Posted: Fri 8th Dec 2017
Small businesses have taken advantage of the weak pound to increase overseas sales since the EU referendum, research reveals.
A survey of 500 small and medium-sized companies by international payment firm OFX showed more than three quarters feel confident about exporting, with 48% enjoying an increase in overseas orders since Britain voted for Brexit last June.
Another 36% expect to start or increase exports in the next year.
The weak pound has made British good and services more affordable to international customers and it's for that reason that one in five have placed more focus on exports.
Four out of five of those surveyed said they export goods or services and for 55% of SMEs, international trade represents at least 10% of all revenue.
The US is the most popular market for businesses looking to start or increase exports over the next 12 months, with the number of SMEs doing business across the pond (48%) on a par with those trading with Western Europe (47%).
However, only 20% plan to increase European exports, compared to the 62% who plan to increase exports to the US.
Exporters to North America are also positive about the impact of Brexit with three quarters believing their business will actually be better off once Britain leaves the EU.
An overall 63% think they will either be better off or unaffected once the UK exits.
In surprising figures given how young people overwhelmingly voted for the UK to remain, SME decision-makers aged between 18 and 30 are most likely to embrace Brexit.
70% believe their business will be better off after Brexit compared to only 22% of 31-40-year-olds and 15% of those aged 41-50, while 80% believe "no deal is better than a bad deal".
Small businesses run by millennials are also the most global. Only 7% of SMEs run by people in this age bracket do not currently do business overseas, and over two-thirds earn between 16% and 30% of their revenue from global trade.
Challenges remain domestically though.
Since the referendum, 28% of the SMEs polled have seen sales decrease to UK customers, while 44% say rising inflation is the biggest current concern for their business.
Almost half have raised the price of goods or services in the last year with the weak pound is the single biggest reason due to the increased cost of raw materials more expensive. Indeed, 44% of SMEs have stopped or reduced imports in the last 12 months.
What is the outlook for sterling over the next year?
It's totally dependent on the outcome of Brexit negotiations between the UK and EU.
With the breakthrough deal being done and talks moving on to trade and transition period, then we can expect sterling to soar.

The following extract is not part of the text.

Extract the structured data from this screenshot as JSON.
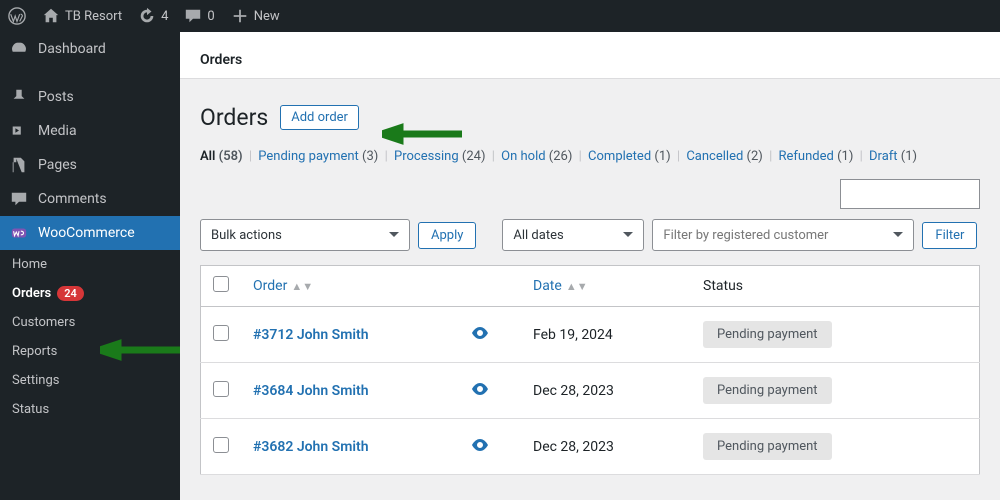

What key trade opportunities are we likely to see following our exit from the European Union?
Long term, once the UK is free to enter into trade discussions with other nations and trade blocs, experts anticipate those at the top of the list to be the US, India, Australia Canada and New Zealand.
The UK is expected to look to those nations where historical bonds, still exist; special friendships, commonwealth members, etc.
Short-term, however, trade opportunities for small businesses in the UK will depend upon the position of sterling and it is too early to say where this will be.
Should a weak pound prevail, products and services of British businesses will remain in high demand globally. Key markets for British businesses to consider are China, the US and Australia.
How can small businesses with global interests best protect themselves from currency volatility?
Small businesses importing from overseas should consider utilising forward contracts to buy foreign currency at current rates, for delivery later, to mitigate risks associated with future currency fluctuations.
Forward buying means you have certainty over the exchange rate, therefore protecting profit margins and making planning and budgeting far easier.